State Court Motion Clerk Pilot Program – Need help with that opinion, judge?

HB 1047 was introduced by Rep. Washburne as a resource for local judges to assist in the preparation of complex motions (think Motions to Dismiss, Motions for Summary Judgment, or other motions considered “complex” by the new statutory definition). Under the program, the Indiana Judicial Center may establish a circuit and superior court motion clerk pilot program. The pilot program would make motion clerks available to circuit and superior court judges to assist with the preparation of orders granting or denying complex motions. A party to an action filed in a county where the pilot program is available may petition a court, when filing a complex motion, to have a motion clerk from the pilot program assist the court in preparing a judicial opinion that explains the reasons for granting or denying the complex motion. Additionally, a judge may request research and drafting assistance from the pilot program to aid in the preparation of a judicial opinion that explains the reasons for granting or denying a complex motion.

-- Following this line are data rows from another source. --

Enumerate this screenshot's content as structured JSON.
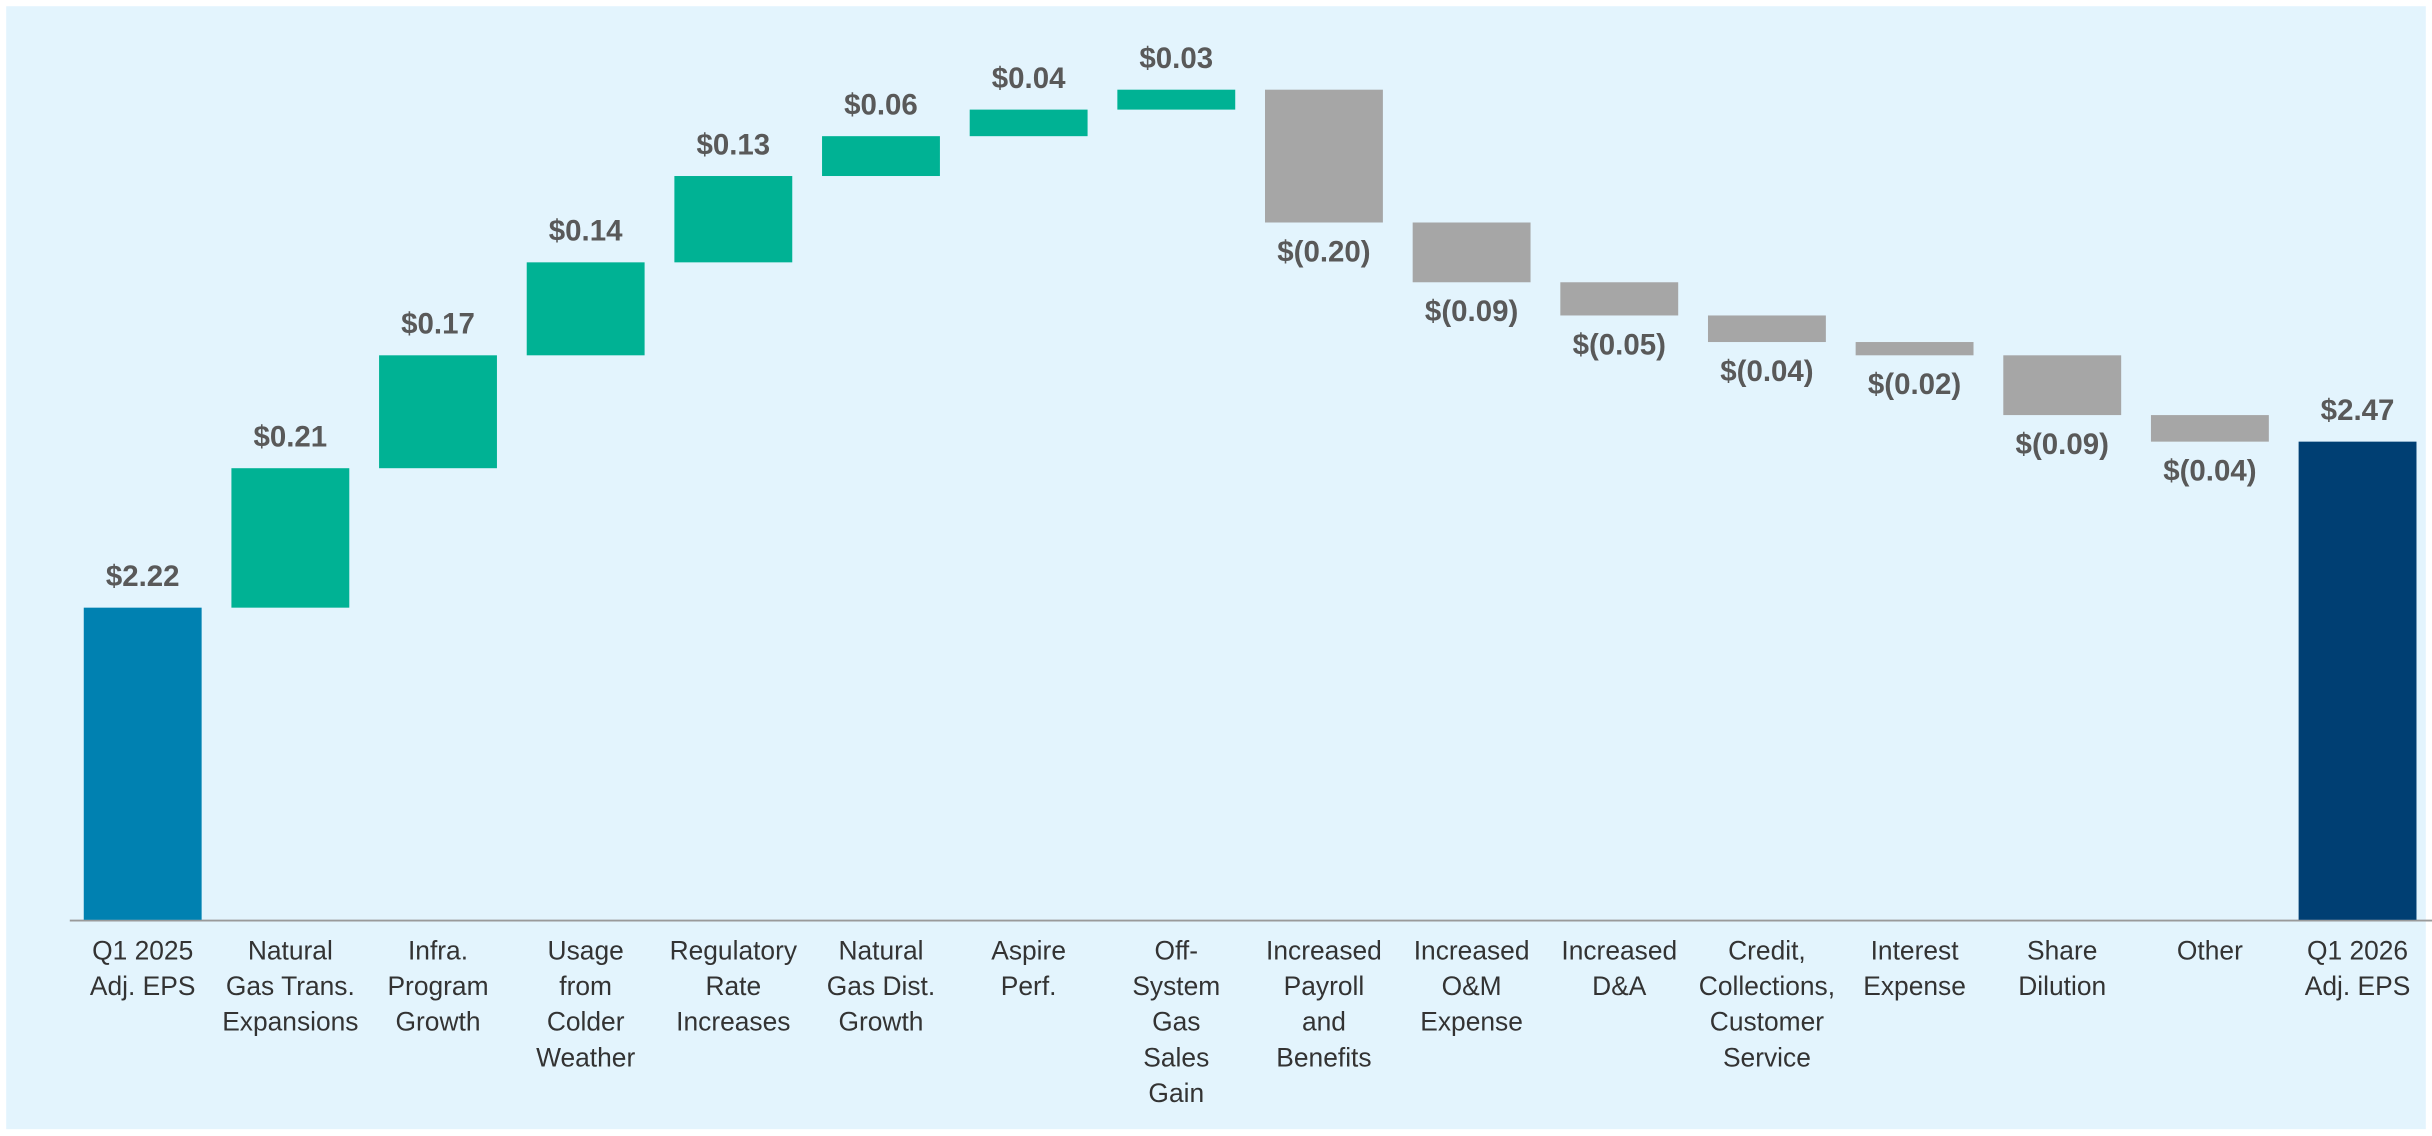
{
  "chart_data": {
    "type": "waterfall",
    "categories": [
      [
        "Q1 2025",
        "Adj. EPS"
      ],
      [
        "Natural",
        "Gas Trans.",
        "Expansions"
      ],
      [
        "Infra.",
        "Program",
        "Growth"
      ],
      [
        "Usage",
        "from",
        "Colder",
        "Weather"
      ],
      [
        "Regulatory",
        "Rate",
        "Increases"
      ],
      [
        "Natural",
        "Gas Dist.",
        "Growth"
      ],
      [
        "Aspire",
        "Perf."
      ],
      [
        "Off-",
        "System",
        "Gas",
        "Sales",
        "Gain"
      ],
      [
        "Increased",
        "Payroll",
        "and",
        "Benefits"
      ],
      [
        "Increased",
        "O&M",
        "Expense"
      ],
      [
        "Increased",
        "D&A"
      ],
      [
        "Credit,",
        "Collections,",
        "Customer",
        "Service"
      ],
      [
        "Interest",
        "Expense"
      ],
      [
        "Share",
        "Dilution"
      ],
      [
        "Other"
      ],
      [
        "Q1 2026",
        "Adj. EPS"
      ]
    ],
    "values": [
      2.22,
      0.21,
      0.17,
      0.14,
      0.13,
      0.06,
      0.04,
      0.03,
      -0.2,
      -0.09,
      -0.05,
      -0.04,
      -0.02,
      -0.09,
      -0.04,
      2.47
    ],
    "value_labels": [
      "$2.22",
      "$0.21",
      "$0.17",
      "$0.14",
      "$0.13",
      "$0.06",
      "$0.04",
      "$0.03",
      "$(0.20)",
      "$(0.09)",
      "$(0.05)",
      "$(0.04)",
      "$(0.02)",
      "$(0.09)",
      "$(0.04)",
      "$2.47"
    ],
    "kinds": [
      "total",
      "change",
      "change",
      "change",
      "change",
      "change",
      "change",
      "change",
      "change",
      "change",
      "change",
      "change",
      "change",
      "change",
      "change",
      "total"
    ],
    "colors": {
      "start": "#0081b1",
      "end": "#003f73",
      "increase": "#00b294",
      "decrease": "#a6a6a6"
    },
    "ylim": [
      1.75,
      3.1
    ]
  }
}
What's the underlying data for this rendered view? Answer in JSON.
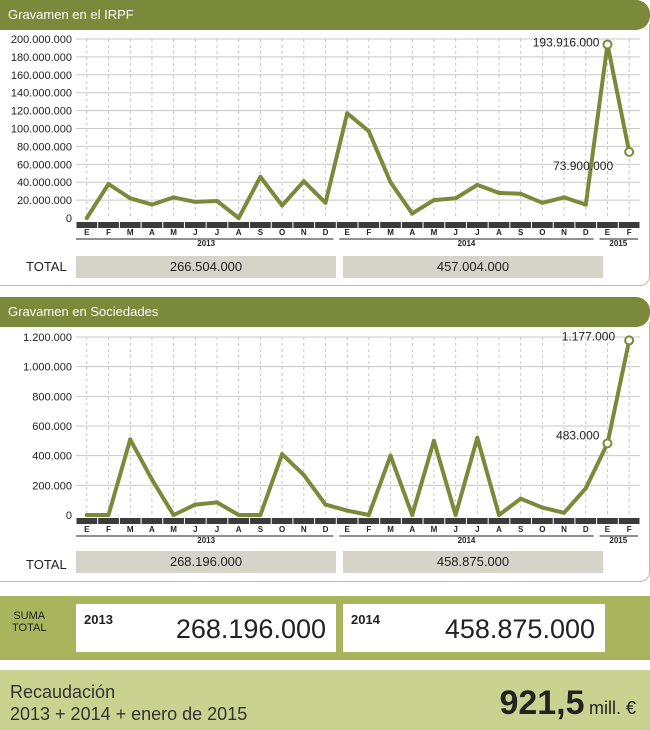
{
  "chart_data": [
    {
      "type": "line",
      "title": "Gravamen en el IRPF",
      "months": [
        "E",
        "F",
        "M",
        "A",
        "M",
        "J",
        "J",
        "A",
        "S",
        "O",
        "N",
        "D",
        "E",
        "F",
        "M",
        "A",
        "M",
        "J",
        "J",
        "A",
        "S",
        "O",
        "N",
        "D",
        "E",
        "F"
      ],
      "years": [
        "2013",
        "2014",
        "2015"
      ],
      "yticks": [
        "200.000.000",
        "180.000.000",
        "160.000.000",
        "140.000.000",
        "120.000.000",
        "100.000.000",
        "80.000.000",
        "60.000.000",
        "40.000.000",
        "20.000.000",
        "0"
      ],
      "ylim": [
        0,
        200000000
      ],
      "values": [
        0,
        38000000,
        22000000,
        15000000,
        23000000,
        18000000,
        19000000,
        0,
        46000000,
        14000000,
        41000000,
        17000000,
        117000000,
        97000000,
        40000000,
        5000000,
        20000000,
        22000000,
        37000000,
        28000000,
        27000000,
        17000000,
        23000000,
        15000000,
        193916000,
        73900000
      ],
      "annotations": [
        {
          "text": "193.916.000",
          "index": 24
        },
        {
          "text": "73.900.000",
          "index": 25
        }
      ],
      "color": "#7b8a3a"
    },
    {
      "type": "line",
      "title": "Gravamen en Sociedades",
      "months": [
        "E",
        "F",
        "M",
        "A",
        "M",
        "J",
        "J",
        "A",
        "S",
        "O",
        "N",
        "D",
        "E",
        "F",
        "M",
        "A",
        "M",
        "J",
        "J",
        "A",
        "S",
        "O",
        "N",
        "D",
        "E",
        "F"
      ],
      "years": [
        "2013",
        "2014",
        "2015"
      ],
      "yticks": [
        "1.200.000",
        "1.000.000",
        "800.000",
        "600.000",
        "400.000",
        "200.000",
        "0"
      ],
      "ylim": [
        0,
        1200000
      ],
      "values": [
        0,
        0,
        510000,
        240000,
        0,
        70000,
        85000,
        0,
        0,
        410000,
        270000,
        70000,
        30000,
        0,
        400000,
        0,
        500000,
        0,
        520000,
        0,
        110000,
        50000,
        15000,
        180000,
        483000,
        1177000
      ],
      "annotations": [
        {
          "text": "1.177.000",
          "index": 25
        },
        {
          "text": "483.000",
          "index": 24
        }
      ],
      "color": "#7b8a3a"
    }
  ],
  "totals": {
    "label": "TOTAL",
    "irpf_2013": "266.504.000",
    "irpf_2014": "457.004.000",
    "soc_2013": "268.196.000",
    "soc_2014": "458.875.000"
  },
  "suma": {
    "label_line1": "SUMA",
    "label_line2": "TOTAL",
    "y2013": "2013",
    "v2013": "268.196.000",
    "y2014": "2014",
    "v2014": "458.875.000"
  },
  "recaudacion": {
    "line1": "Recaudación",
    "line2": "2013 + 2014 + enero de 2015",
    "value": "921,5",
    "unit": "mill. €"
  }
}
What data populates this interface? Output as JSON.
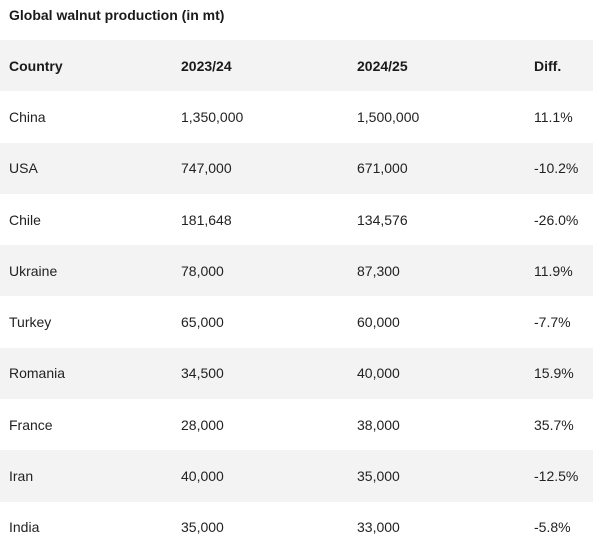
{
  "title": "Global walnut production (in mt)",
  "columns": [
    "Country",
    "2023/24",
    "2024/25",
    "Diff."
  ],
  "rows": [
    [
      "China",
      "1,350,000",
      "1,500,000",
      "11.1%"
    ],
    [
      "USA",
      "747,000",
      "671,000",
      "-10.2%"
    ],
    [
      "Chile",
      "181,648",
      "134,576",
      "-26.0%"
    ],
    [
      "Ukraine",
      "78,000",
      "87,300",
      "11.9%"
    ],
    [
      "Turkey",
      "65,000",
      "60,000",
      "-7.7%"
    ],
    [
      "Romania",
      "34,500",
      "40,000",
      "15.9%"
    ],
    [
      "France",
      "28,000",
      "38,000",
      "35.7%"
    ],
    [
      "Iran",
      "40,000",
      "35,000",
      "-12.5%"
    ],
    [
      "India",
      "35,000",
      "33,000",
      "-5.8%"
    ]
  ]
}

Lawsuit Lending – Is it a loan, or isn’t it?

Civil proceeding advance payment transactions (CPAP), more commonly referred to as lawsuit lending, passed this year via HB 1127. This concept has been introduced the last several years to no avail. However, this year Rep. Lehman took a different approach, which resulted in an eventual, last minute, agreement. While the bill states that a CPAP transaction is not a “loan,” in practical terms a third party finance company “loans” money to a plaintiff in anticipation of a favorable settlement in a lawsuit. If the plaintiff does not prevail, there is no requirement to repay the amount given.

The new law, set to take effect on July 1, 2016, states that a CPAP provider may charge, and only charge:

  1. A fee not exceeding an annual rate of 36% of the funded amount.
  2. A servicing charge not exceeding an annual rate of 7% of the funded amount.
  3. A one-time document fee not exceeding:
    1. $250 for a CPAP transaction with a funded amount of less than $5,000.
    2. $500 for a CPAP transaction with a funded amount of at least $5,000.

Provisions in the Uniform Consumer Credit Code (UCCC) concerning the regular schedule of payments and maximum loan term that otherwise apply to supervised loans do not apply to CPAP transactions. The bill also outlines other requirements and prohibited acts regarding contract disclosures and licensure for the CPAP provider and allows for the DFI to adopt rules or policies to implement provisions in the bill.

Medical Malpractice – Your fence is not high enough.

SB 28 was originally introduced as a bill regarding the proper height of nuisance fences. However, after the original medical malpractice bill introduced in the Senate failed to pass, a strip and insert was done, and this bill became the new medical malpractice bill in the second half of session. The bill does the following:

  1. Increases the amount of recoverable damages for injury or death to a patient from the current cap of $1.25 million to $1.65 million in 2017 and to $1.8 million in 2019.
  2. Increases the amount of health care provider liability limits from $250,000 to $400,000 in 2017 and to $500,000 in 2019.
  3. Specifies that claims from the Patient's Compensation Fund must be paid not later than 60 days after the issuance of a court-approved settlement or final non-appealable judgment (and defines a final non-appealable judgment).
  4. Provides that attorney fees may not exceed 32% of the total recovery.
  5. Increases amounts paid to health care provider members and the chairman of the medical review panel.
  6. Adds anesthesiologist assistants to the definition of health care providers for purposes of the law.

Health Information; Telemedicine – Did somebody call a doctor?

HB 1263 sets forth requirements that must be met before a physician, a physician assistant, an advanced practice nurse or an optometrist, with prescriptive authority, may issue a prescription to a patient receiving telemedicine services. The bill details certain drugs and devices that may not be prescribed through the use of telemedicine. It also specifies Indiana jurisdiction for out-of-state providers providing health care services to patients located in Indiana and requires these providers and entities to certify certain information with the Indiana Professional Licensing Agency.

Healthy Indiana Plan (HIP 2.0) – Too hip to be square.

SB 165 was a Gov. Pence agenda item to repeal the prior HIP plan and codify what is currently known as HIP 2.0. The governor’s position is that doing so strengthens the state’s position with the Centers for Medicare and Medicaid Services when the new Medicare waiver is negotiated. Those opposed believe that the codification leaves no wiggle room. The bill also repeals statutes governing the high risk Indiana check-up plan.

A Stop to ISTEP

Due to the catastrophic mess that has become ISTEP, three bills were passed this legislative session addressing the issues. SB 200 (Measuring School and School Corporation Performance) and HB 1003 (Teacher Evaluations) give essentially a one-year exemption for last year’s test scores as they relate to teacher evaluations and school performance. Teachers will still be evaluated on other factors, but 2015 ISTEP won’t be included. The same goes for schools.

HB 1395 puts a stop to the ISTEP exam after 2017 and creates a 23-member panel to make recommendations on Indiana’s assessment choices for the future by year end.